Figura 1. Edifício do Diwan-i-Khas em Fatehpur Sikri (Índia)

 

Inspirado por esse lugar, Jung teve outro sonho, no qual se encontrava numa sala cujo “conjunto era um gigantesco mandala, e correspondia exatamente ao Diwân-i-kass que eu visitara nas Índias”16 (Jung, 1961/1985, p. 192).

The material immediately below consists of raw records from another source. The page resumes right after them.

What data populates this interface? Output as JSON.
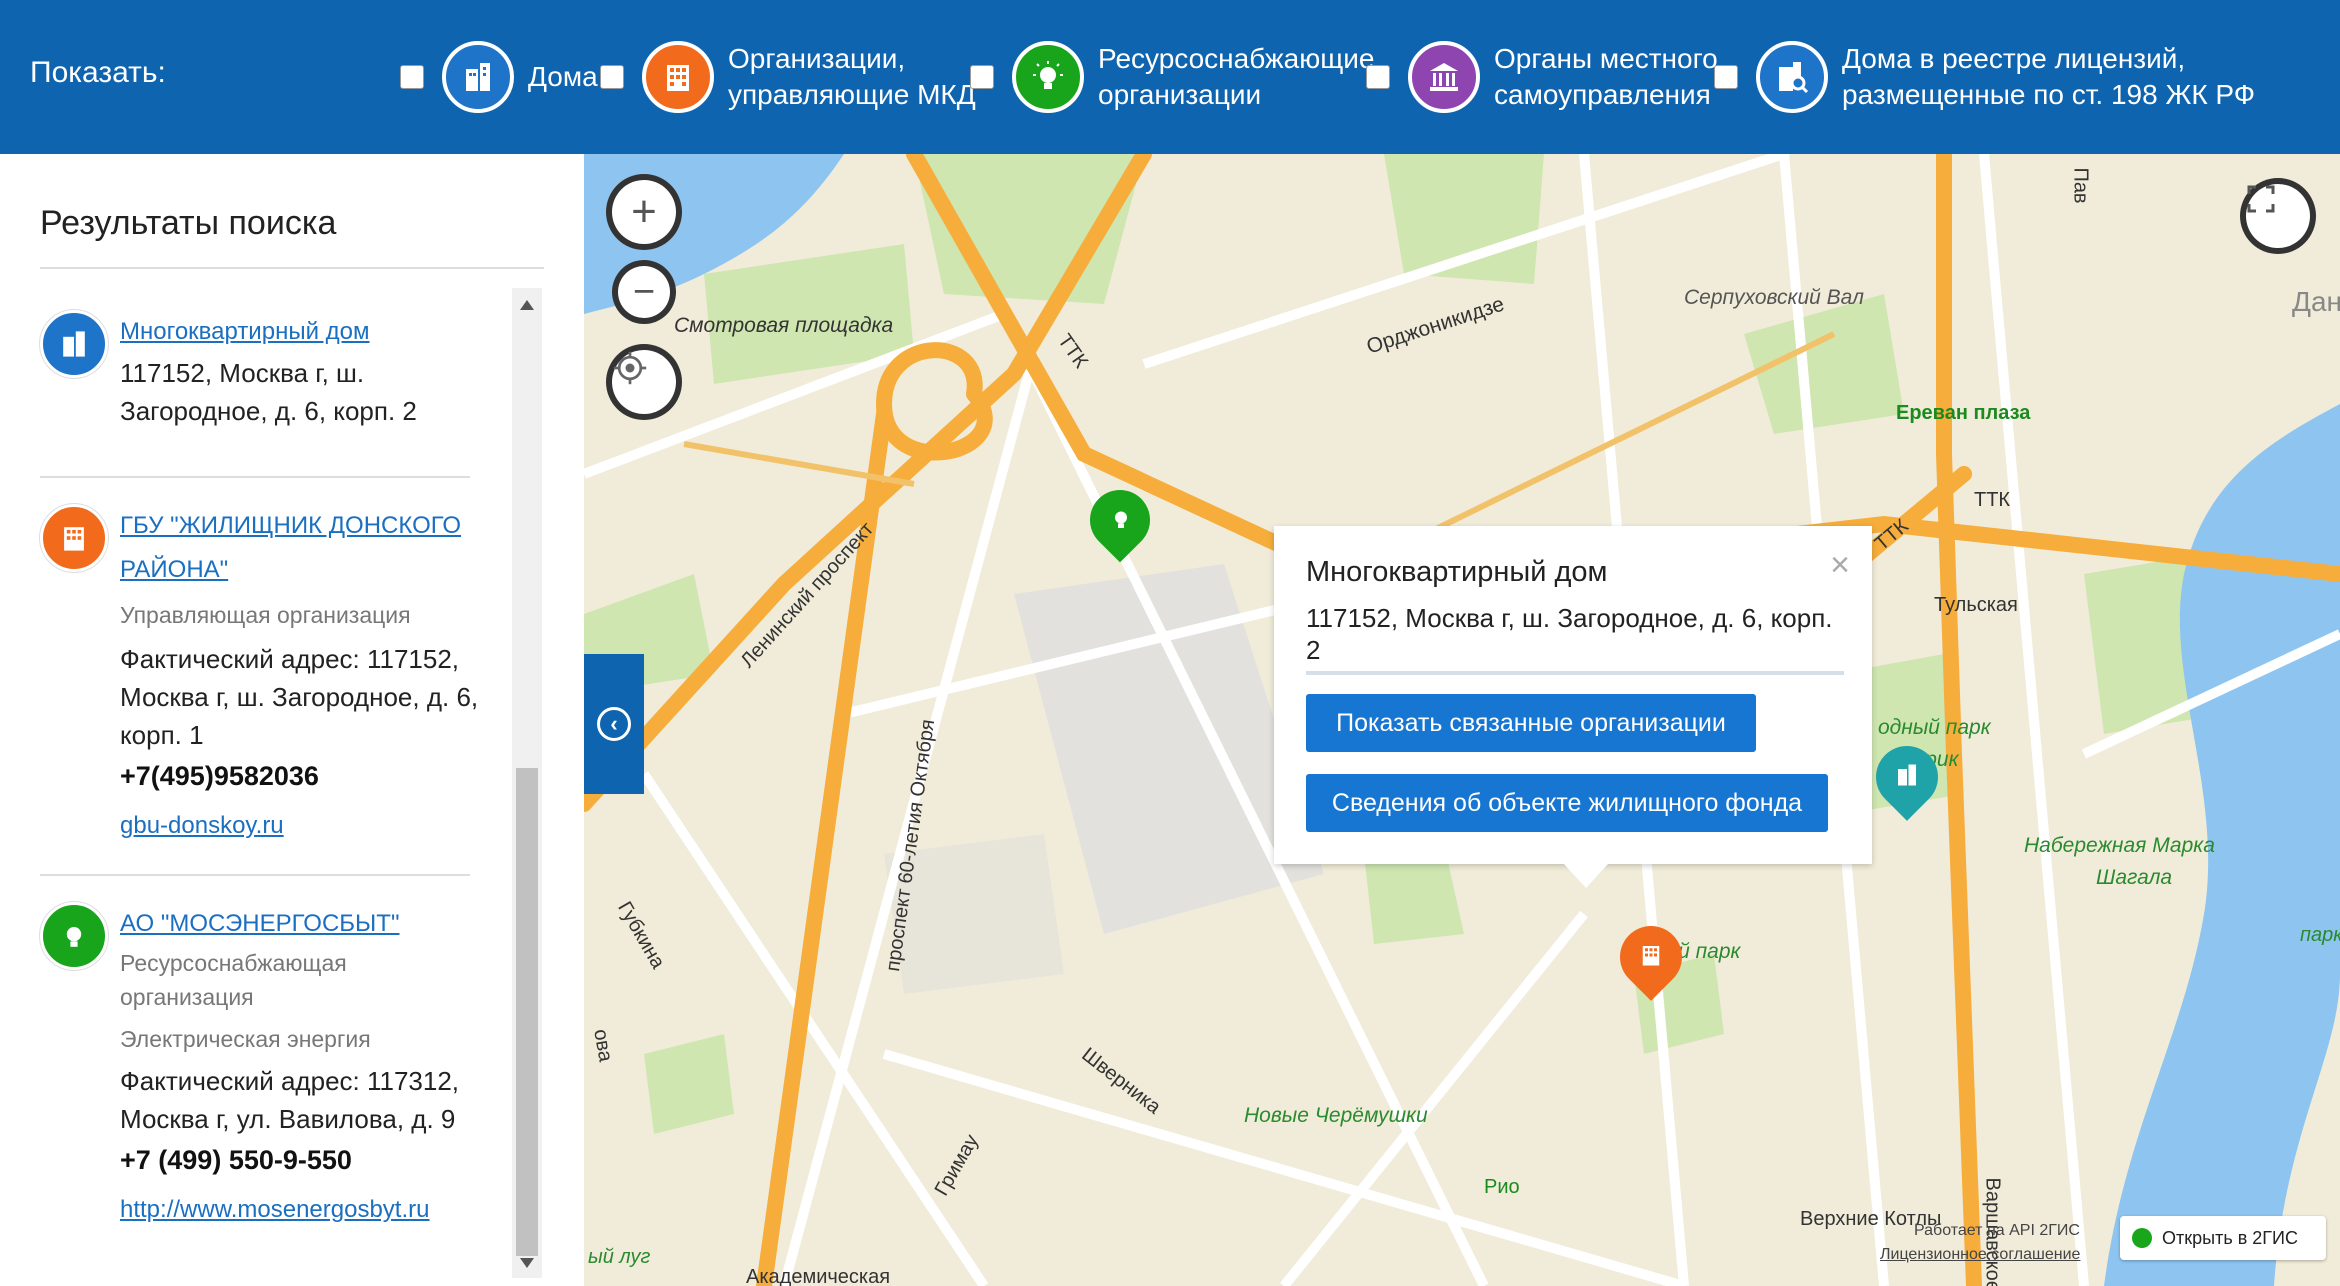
{
  "header": {
    "show_label": "Показать:",
    "filters": [
      {
        "label": "Дома",
        "icon": "building-icon",
        "color": "#1e74c8"
      },
      {
        "label": "Организации,\nуправляющие МКД",
        "icon": "office-building-icon",
        "color": "#f26b1d"
      },
      {
        "label": "Ресурсоснабжающие\nорганизации",
        "icon": "lightbulb-icon",
        "color": "#18a51b"
      },
      {
        "label": "Органы местного\nсамоуправления",
        "icon": "government-building-icon",
        "color": "#8e45b0"
      },
      {
        "label": "Дома в реестре лицензий,\nразмещенные по ст. 198 ЖК РФ",
        "icon": "building-search-icon",
        "color": "#1e74c8"
      }
    ]
  },
  "sidebar": {
    "title": "Результаты поиска",
    "results": [
      {
        "icon": "building-icon",
        "color": "#1e74c8",
        "name": "Многоквартирный дом",
        "address": "117152, Москва г, ш. Загородное, д. 6, корп. 2"
      },
      {
        "icon": "office-building-icon",
        "color": "#f26b1d",
        "name": "ГБУ \"ЖИЛИЩНИК ДОНСКОГО РАЙОНА\"",
        "type": "Управляющая организация",
        "address": "Фактический адрес: 117152, Москва г, ш. Загородное, д. 6, корп. 1",
        "phone": "+7(495)9582036",
        "site": "gbu-donskoy.ru"
      },
      {
        "icon": "lightbulb-icon",
        "color": "#18a51b",
        "name": "АО \"МОСЭНЕРГОСБЫТ\"",
        "type": "Ресурсоснабжающая организация",
        "resource": "Электрическая энергия",
        "address": "Фактический адрес: 117312, Москва г, ул. Вавилова, д. 9",
        "phone": "+7 (499) 550-9-550",
        "site": "http://www.mosenergosbyt.ru"
      }
    ]
  },
  "map": {
    "controls": {
      "zoom_in": "+",
      "zoom_out": "−"
    },
    "labels": [
      "Смотровая площадка",
      "ТТК",
      "Орджоникидзе",
      "Серпуховский Вал",
      "Ереван плаза",
      "Ленинский проспект",
      "проспект 60-летия Октября",
      "ТТК",
      "ТТК",
      "Тульская",
      "одный парк",
      "зорик",
      "Набережная Марка",
      "Шагала",
      "ский парк",
      "Губкина",
      "Шверника",
      "Новые Черёмушки",
      "Гримау",
      "Рио",
      "Верхние Котлы",
      "Варшавское ш",
      "Академическая",
      "ый луг",
      "Дан",
      "парк",
      "ова",
      "Пав"
    ],
    "popup": {
      "title": "Многоквартирный дом",
      "address": "117152, Москва г, ш. Загородное, д. 6, корп. 2",
      "btn_related": "Показать связанные организации",
      "btn_info": "Сведения об объекте жилищного фонда",
      "close": "×"
    },
    "attribution": {
      "api": "Работает на API 2ГИС",
      "license": "Лицензионное соглашение",
      "open": "Открыть в 2ГИС"
    }
  }
}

Entretanto, Jung não menciona em seu relato autobiográfico as impressões que teve de sua visita ao Cairo em 1926, embora especifique aspectos pontuais de suas visitas anteriores e posteriores ao mundo islâmico, como já colocado.

Desse modo, não temos uma referência direta, fornecida pelo próprio Jung, sobre sua visita à mesquita que estamos buscando. Qual das tantas mesquitas do Cairo se coaduna com a descrição relatada por Barbara Hannah?

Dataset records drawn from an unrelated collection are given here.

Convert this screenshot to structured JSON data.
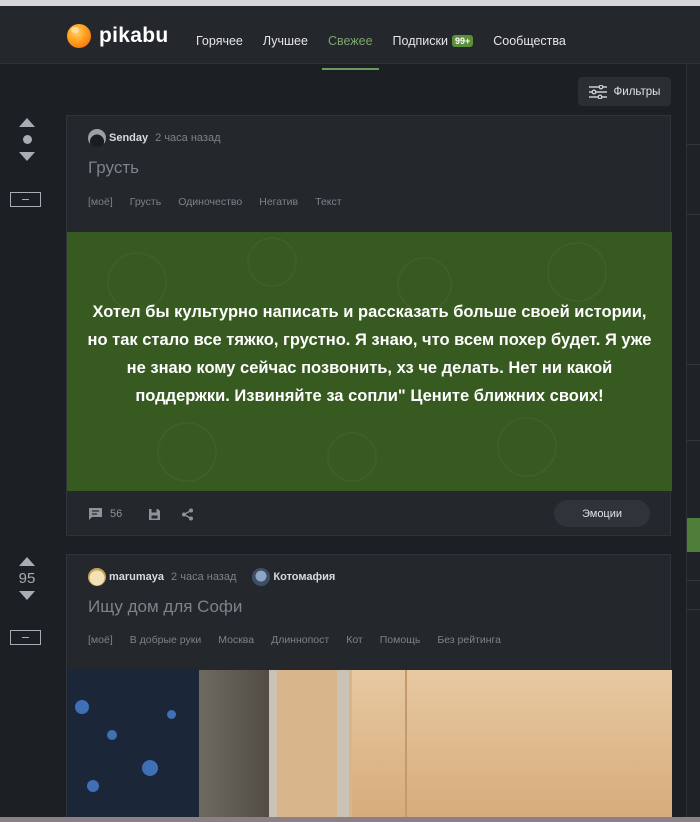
{
  "header": {
    "logo_text": "pikabu",
    "nav": [
      {
        "label": "Горячее",
        "active": false
      },
      {
        "label": "Лучшее",
        "active": false
      },
      {
        "label": "Свежее",
        "active": true
      },
      {
        "label": "Подписки",
        "badge": "99+",
        "active": false
      },
      {
        "label": "Сообщества",
        "active": false
      }
    ]
  },
  "toolbar": {
    "filter_label": "Фильтры"
  },
  "stories": [
    {
      "rating": "",
      "author": "Senday",
      "time": "2 часа назад",
      "title": "Грусть",
      "tags": [
        "[моё]",
        "Грусть",
        "Одиночество",
        "Негатив",
        "Текст"
      ],
      "body_text": "Хотел бы культурно написать и рассказать больше своей истории, но так стало все тяжко, грустно. Я знаю, что всем похер будет. Я уже не знаю кому сейчас позвонить, хз че делать. Нет ни какой поддержки. Извиняйте за сопли\" Цените ближних своих!",
      "comments_count": "56",
      "emotions_label": "Эмоции"
    },
    {
      "rating": "95",
      "author": "marumaya",
      "time": "2 часа назад",
      "community": "Котомафия",
      "title": "Ищу дом для Софи",
      "tags": [
        "[моё]",
        "В добрые руки",
        "Москва",
        "Длиннопост",
        "Кот",
        "Помощь",
        "Без рейтинга"
      ]
    }
  ],
  "colors": {
    "accent_green": "#6b9a5b",
    "post_block_green": "#375a20",
    "badge_green": "#5c8f3a"
  }
}
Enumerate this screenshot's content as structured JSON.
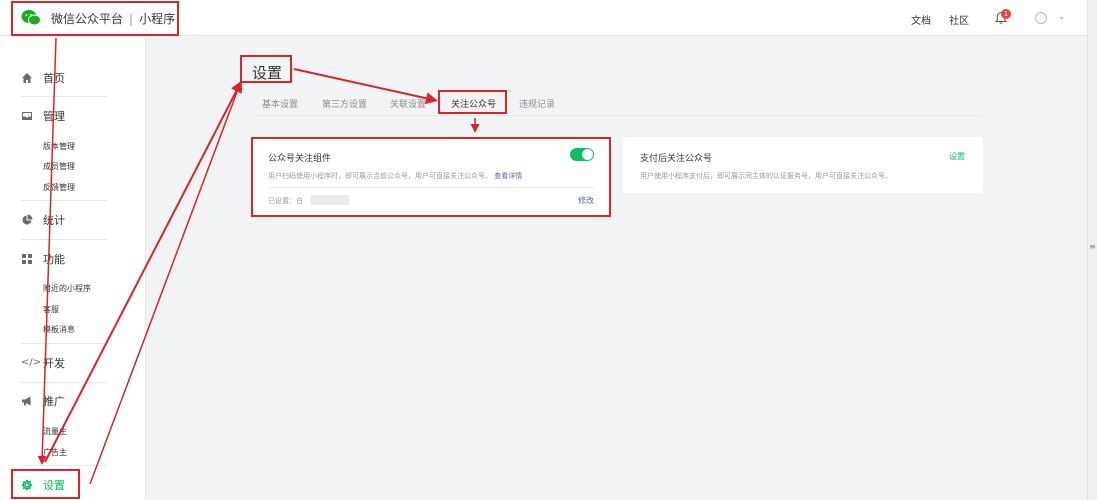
{
  "header": {
    "brand": "微信公众平台",
    "separator": "|",
    "product": "小程序",
    "links": {
      "docs": "文档",
      "community": "社区"
    },
    "notification_count": "1"
  },
  "sidebar": {
    "home": "首页",
    "manage": {
      "label": "管理",
      "items": [
        "版本管理",
        "成员管理",
        "反馈管理"
      ]
    },
    "stats": "统计",
    "features": {
      "label": "功能",
      "items": [
        "附近的小程序",
        "客服",
        "模板消息"
      ]
    },
    "develop": "开发",
    "promote": {
      "label": "推广",
      "items": [
        "流量主",
        "广告主"
      ]
    },
    "settings": "设置"
  },
  "main": {
    "title": "设置",
    "tabs": [
      "基本设置",
      "第三方设置",
      "关联设置",
      "关注公众号",
      "违规记录"
    ],
    "active_tab": "关注公众号",
    "card_follow": {
      "title": "公众号关注组件",
      "desc": "用户扫码使用小程序时，即可展示当前公众号，用户可直接关注公众号。",
      "detail_link": "查看详情",
      "toggle_on": true,
      "status_label": "已设置：白",
      "modify": "修改"
    },
    "card_pay": {
      "title": "支付后关注公众号",
      "desc": "用户使用小程序支付后，即可展示同主体的认证服务号，用户可直接关注公众号。",
      "setup": "设置"
    }
  },
  "colors": {
    "accent": "#07c160",
    "annotation": "#d9242a",
    "link": "#576b95"
  }
}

Apesar dessa dificuldade, um trecho de sua obra Psicologia e Alquimia, que compara elementos do cristianismo, do hinduísmo e do islamismo, talvez nos aponte a solução desse enigma:

Citarei três exemplos famosos: os discípulos no caminho de Emaús, Krishna e Arjuna no Bhagavadgîta e Moisés e El-Khidr na sura 18 do Corão. Levo além a conjectura: o tesouro no mar, o companheiro e o jardim são uma mesma coisa, isto é, o Si-mesmo. O jardim é de novo o temenos, e a fonte, a nascente da “água viva” mencionada por João 7,38, a qual também foi procurada e encontrada pelo Moisés do Corão, com El-Khidr a seu lado, um de “nossos servidores, dotado de nossa graça e sabedoria” (sura 18). E segundo a lenda, no chão do deserto, em torno de El-Khidr brotaram flores primaveris. A imagem do temenos com a fonte, inspirada na antiga arquitetura cristã, tornou-se o pátio da mesquita islâmica, tendo ao centro a casa de banhos ritualística (por exemplo, Ahmed Ibn-Tulun, no Cairo). (Jung, 1944/1990, p. 129)

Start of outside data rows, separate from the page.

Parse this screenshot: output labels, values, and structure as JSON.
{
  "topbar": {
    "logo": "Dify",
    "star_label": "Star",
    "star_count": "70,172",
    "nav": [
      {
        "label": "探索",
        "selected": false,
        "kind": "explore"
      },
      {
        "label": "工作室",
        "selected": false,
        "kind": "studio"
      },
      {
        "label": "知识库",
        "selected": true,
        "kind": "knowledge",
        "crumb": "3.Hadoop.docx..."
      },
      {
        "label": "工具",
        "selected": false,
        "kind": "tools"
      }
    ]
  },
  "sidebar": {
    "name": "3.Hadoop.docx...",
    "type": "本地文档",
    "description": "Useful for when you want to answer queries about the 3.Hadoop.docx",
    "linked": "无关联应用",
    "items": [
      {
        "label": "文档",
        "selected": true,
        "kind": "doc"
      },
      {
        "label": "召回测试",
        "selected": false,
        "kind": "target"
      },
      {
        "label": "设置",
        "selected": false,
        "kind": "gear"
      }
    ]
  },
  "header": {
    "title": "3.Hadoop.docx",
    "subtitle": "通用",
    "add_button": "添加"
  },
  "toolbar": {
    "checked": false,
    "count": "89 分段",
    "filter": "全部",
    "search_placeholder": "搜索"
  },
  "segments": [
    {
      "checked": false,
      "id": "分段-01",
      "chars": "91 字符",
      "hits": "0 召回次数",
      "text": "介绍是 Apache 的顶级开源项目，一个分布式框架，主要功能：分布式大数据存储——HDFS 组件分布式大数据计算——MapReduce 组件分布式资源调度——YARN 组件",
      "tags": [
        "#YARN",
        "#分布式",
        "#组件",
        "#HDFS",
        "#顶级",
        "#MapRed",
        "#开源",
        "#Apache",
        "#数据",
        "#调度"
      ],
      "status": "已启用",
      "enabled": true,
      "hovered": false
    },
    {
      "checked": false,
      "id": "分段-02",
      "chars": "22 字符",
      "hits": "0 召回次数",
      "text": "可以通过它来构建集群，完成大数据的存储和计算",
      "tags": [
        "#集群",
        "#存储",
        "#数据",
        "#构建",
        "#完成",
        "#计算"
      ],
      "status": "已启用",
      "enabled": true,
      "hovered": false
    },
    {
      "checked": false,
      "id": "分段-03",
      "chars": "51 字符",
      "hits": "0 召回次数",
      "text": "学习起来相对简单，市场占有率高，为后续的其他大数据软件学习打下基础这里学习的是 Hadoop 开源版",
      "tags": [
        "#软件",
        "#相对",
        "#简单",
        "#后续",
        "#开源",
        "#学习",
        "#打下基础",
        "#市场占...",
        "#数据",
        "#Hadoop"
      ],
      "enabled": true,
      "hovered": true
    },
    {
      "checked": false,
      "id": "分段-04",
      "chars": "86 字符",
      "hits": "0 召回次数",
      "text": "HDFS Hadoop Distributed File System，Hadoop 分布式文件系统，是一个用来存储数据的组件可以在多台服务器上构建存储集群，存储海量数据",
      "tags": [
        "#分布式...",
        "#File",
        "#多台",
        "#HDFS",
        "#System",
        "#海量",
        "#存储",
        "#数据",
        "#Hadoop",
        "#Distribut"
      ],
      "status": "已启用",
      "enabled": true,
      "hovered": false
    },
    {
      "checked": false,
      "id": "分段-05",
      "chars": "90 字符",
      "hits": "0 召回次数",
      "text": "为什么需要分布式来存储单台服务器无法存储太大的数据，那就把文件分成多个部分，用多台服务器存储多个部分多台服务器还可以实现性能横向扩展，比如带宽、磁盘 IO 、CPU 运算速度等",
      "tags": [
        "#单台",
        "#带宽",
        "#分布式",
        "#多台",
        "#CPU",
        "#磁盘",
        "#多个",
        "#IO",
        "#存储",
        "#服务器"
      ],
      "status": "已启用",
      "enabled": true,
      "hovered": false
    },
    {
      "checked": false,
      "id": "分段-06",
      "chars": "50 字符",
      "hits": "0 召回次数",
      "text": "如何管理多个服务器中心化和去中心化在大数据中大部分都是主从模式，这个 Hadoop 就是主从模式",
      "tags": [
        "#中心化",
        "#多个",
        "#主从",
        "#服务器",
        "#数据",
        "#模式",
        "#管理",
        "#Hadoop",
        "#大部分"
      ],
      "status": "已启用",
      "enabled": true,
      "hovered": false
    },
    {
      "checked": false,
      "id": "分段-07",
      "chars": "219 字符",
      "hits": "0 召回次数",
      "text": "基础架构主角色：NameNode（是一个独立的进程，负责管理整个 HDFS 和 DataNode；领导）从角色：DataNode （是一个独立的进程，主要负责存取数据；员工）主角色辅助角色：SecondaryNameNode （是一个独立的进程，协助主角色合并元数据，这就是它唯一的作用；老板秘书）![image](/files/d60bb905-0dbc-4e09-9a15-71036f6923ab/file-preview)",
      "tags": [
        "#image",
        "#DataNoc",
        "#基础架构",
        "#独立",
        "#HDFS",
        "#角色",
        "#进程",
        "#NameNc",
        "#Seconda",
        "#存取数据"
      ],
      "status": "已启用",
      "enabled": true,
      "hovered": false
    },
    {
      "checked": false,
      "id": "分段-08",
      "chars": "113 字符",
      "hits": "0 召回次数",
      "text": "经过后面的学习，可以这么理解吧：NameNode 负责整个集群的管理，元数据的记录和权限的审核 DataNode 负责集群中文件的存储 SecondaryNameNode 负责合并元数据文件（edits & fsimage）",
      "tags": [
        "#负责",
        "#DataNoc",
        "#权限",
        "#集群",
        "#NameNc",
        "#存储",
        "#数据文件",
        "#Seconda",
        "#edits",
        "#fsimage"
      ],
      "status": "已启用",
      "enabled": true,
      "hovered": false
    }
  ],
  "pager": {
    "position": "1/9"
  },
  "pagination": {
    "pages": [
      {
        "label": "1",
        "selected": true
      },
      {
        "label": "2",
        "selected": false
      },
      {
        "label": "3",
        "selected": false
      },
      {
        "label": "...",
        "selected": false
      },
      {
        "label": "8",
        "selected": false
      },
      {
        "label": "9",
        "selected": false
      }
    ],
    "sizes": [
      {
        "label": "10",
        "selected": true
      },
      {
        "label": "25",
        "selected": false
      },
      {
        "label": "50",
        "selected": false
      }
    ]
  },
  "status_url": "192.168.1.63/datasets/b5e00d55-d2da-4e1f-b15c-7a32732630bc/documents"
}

A menção à Mesquita Ahmad Ibn Tulun, em tal contexto, nos sugere que esse é o templo que Jung visitou e cuja descrição foi ouvida por Hannah. Mas será que sua arquitetura se assemelha de fato ao que foi descrito?

Para esclarecer esse ponto obscuro na biografia e na gênese da obra de Jung temos, a princípio, que dirigir nossa atenção para a metrópole cairota e para a Mesquita Ahmad Ibn Tulun em particular.

 

A Dinastia Tulúnida e a Mesquita Ahmad Ibn Tulun

Nossa busca se inicia pela história da islamização do Egito e da fundação da cidade do Cairo.

Em 639 da era cristã os exércitos árabes invadiram o Egito a mando do califa Omar, expulsando em 642 os persas sassânidas17 que dominavam a região. Uma nova capital foi fundada pelo comandante das forças árabes, Amr Bin al-As, no local de uma antiga fortificação romana, recebendo a denominação de al-Fustat18. O Egito foi então transformado numa província do califado omíada e posteriormente do califado abássida. Mais de dois séculos após esses eventos, Ahmad ibn Tulun (835-884) foi nomeado governador da província do Egito ao suceder seu padrasto em 870; nascido em Bagdá, era filho de um escravo turco de origem mongol que foi adotado posteriormente por Bavakbak, general do califa al-Mamun. Fundou a dinastia tulúnida (868-905), que garantiu ao Egito autonomia em relação ao califado abássida; oito anos depois ele dominou e anexou a Síria aos seus domínios (Castillo, Kostof, & Tobias, 1995; Cruickshank, 1896/2001; Hourani, 1994; Yeomans, 2006).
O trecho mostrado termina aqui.